Automatic counting soybean pods and seeds in outdoor fields allows for rapid yield estimation before harvesting, while indoor laboratory counting offers greater accuracy. Both methods can significantly accelerate the breeding process. However, it remains challenging for accurately counting pods and seeds in outdoor fields, and there are still no accurate enough tools for counting pods and seeds in laboratories. In this study, we developed efficient deep learning models for counting soybean pods and seeds in both outdoor fields and indoor laboratories. For outdoor fields, annotating not only visible seeds but also occluded seeds makes YOLO have the ability to estimate the number of soybean seeds that are occluded. Moreover, we enhanced YOLO architecture by integrating it with HQ-SAM (YOLO-SAM), and domain adaptation techniques (YOLO-DA), to improve model robustness and generalization across soybean images taken in outdoor fields. Testing on soybean images from the outdoor field, we achieved a mean absolute error (MAE) of 6.13 for pod counting and 10.05 for seed counting. For the indoor setting, we utilized Mask-RCNN supplemented with a Swin Transformer module (Mask-RCNN-Swin), models were trained exclusively on synthetic training images generated from a small set of labeled data. This approach resulted in near-perfect accuracy, with an MAE of 1.07 for pod counting and 1.33 for seed counting across actual laboratory images from two distinct studies.

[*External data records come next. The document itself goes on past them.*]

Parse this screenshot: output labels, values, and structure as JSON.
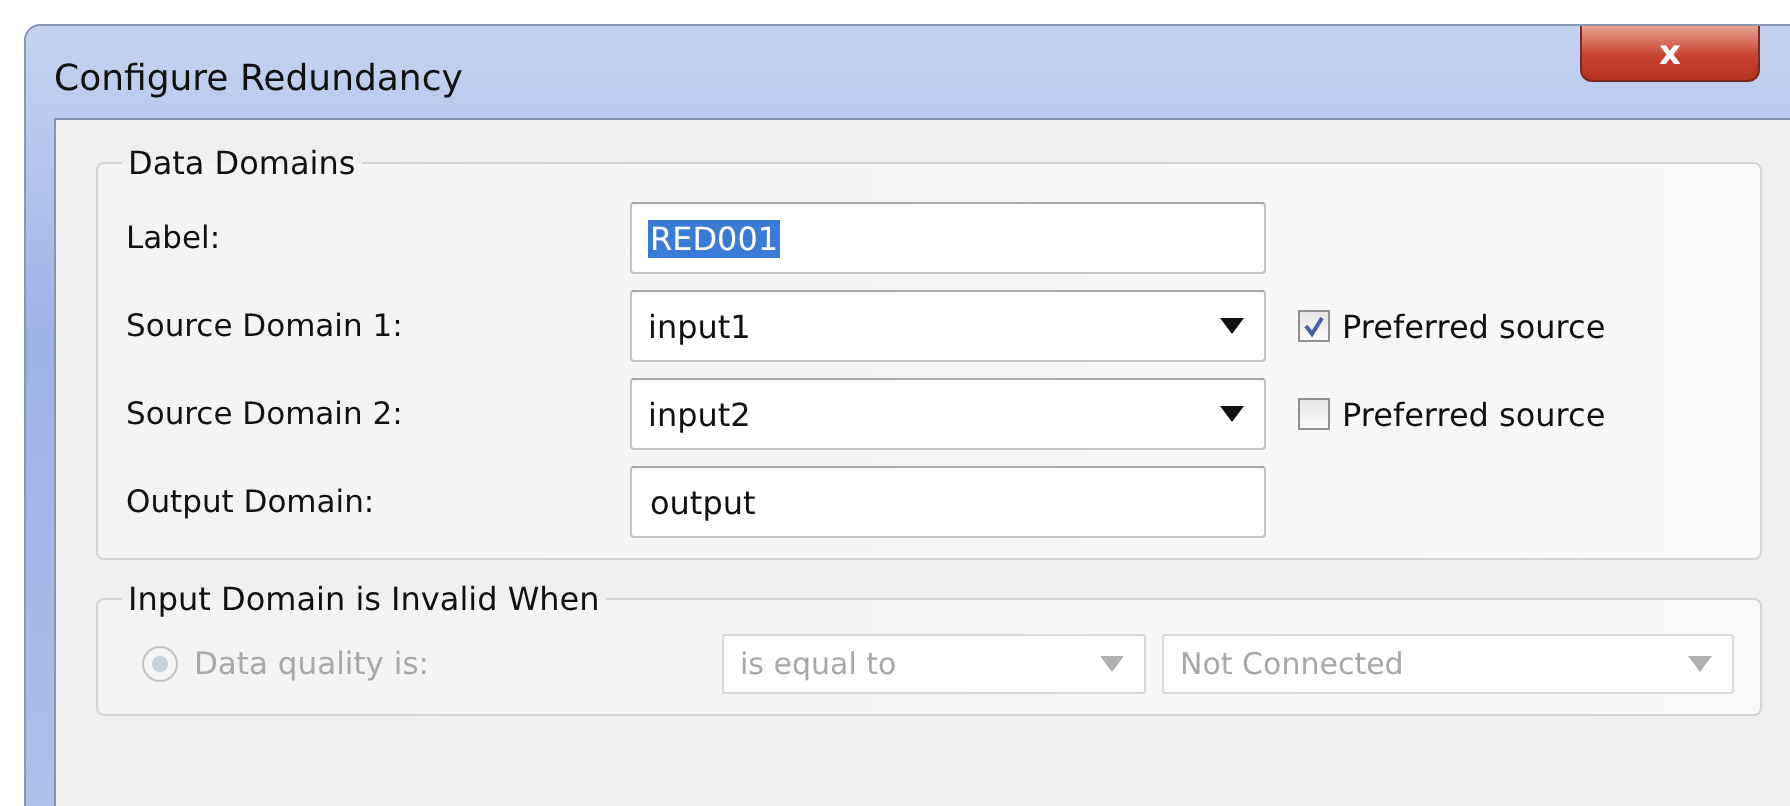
{
  "window": {
    "title": "Configure Redundancy",
    "close_label": "x"
  },
  "data_domains": {
    "title": "Data Domains",
    "rows": [
      {
        "kind": "text",
        "label": "Label:",
        "value": "RED001",
        "highlighted": true
      },
      {
        "kind": "select",
        "label": "Source Domain 1:",
        "value": "input1",
        "checkbox": {
          "label": "Preferred source",
          "checked": true
        }
      },
      {
        "kind": "select",
        "label": "Source Domain 2:",
        "value": "input2",
        "checkbox": {
          "label": "Preferred source",
          "checked": false
        }
      },
      {
        "kind": "text",
        "label": "Output Domain:",
        "value": "output",
        "highlighted": false
      }
    ]
  },
  "invalid_when": {
    "title": "Input Domain is Invalid When",
    "rows": [
      {
        "label": "Data quality is:",
        "selected": true,
        "disabled": true,
        "operator": "is equal to",
        "value": "Not Connected"
      }
    ]
  }
}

翻译：在田间环境下自动计数大豆豆荚与籽粒可实现收获前的快速产量估算，而室内实验室计数则能提供更高的准确性。这两种方法均可显著加速育种进程。然而，田间豆荚与籽粒的精确计数仍具挑战性，且目前仍缺乏足够精确的实验室计数工具。本研究开发了适用于田间与室内环境的高效深度学习模型用于大豆豆荚与籽粒计数。针对田间场景，通过标注可见籽粒及被遮挡籽粒，使YOLO模型具备估算被遮挡大豆籽粒数量的能力。此外，我们将YOLO架构与HQ-SAM集成（YOLO-SAM），并结合领域自适应技术（YOLO-DA），以提升模型在田间大豆图像中的鲁棒性与泛化能力。在田间图像测试中，豆荚计数的平均绝对误差（MAE）为6.13，籽粒计数MAE为10.05。针对室内场景，我们采用融合Swin Transformer模块的Mask-RCNN（Mask-RCNN-Swin），模型仅使用基于少量标注数据生成的合成训练图像进行训练。该方法在两项独立研究的实际实验室图像测试中达到接近完美的精度，豆荚计数MAE为1.07，籽粒计数MAE为1.33。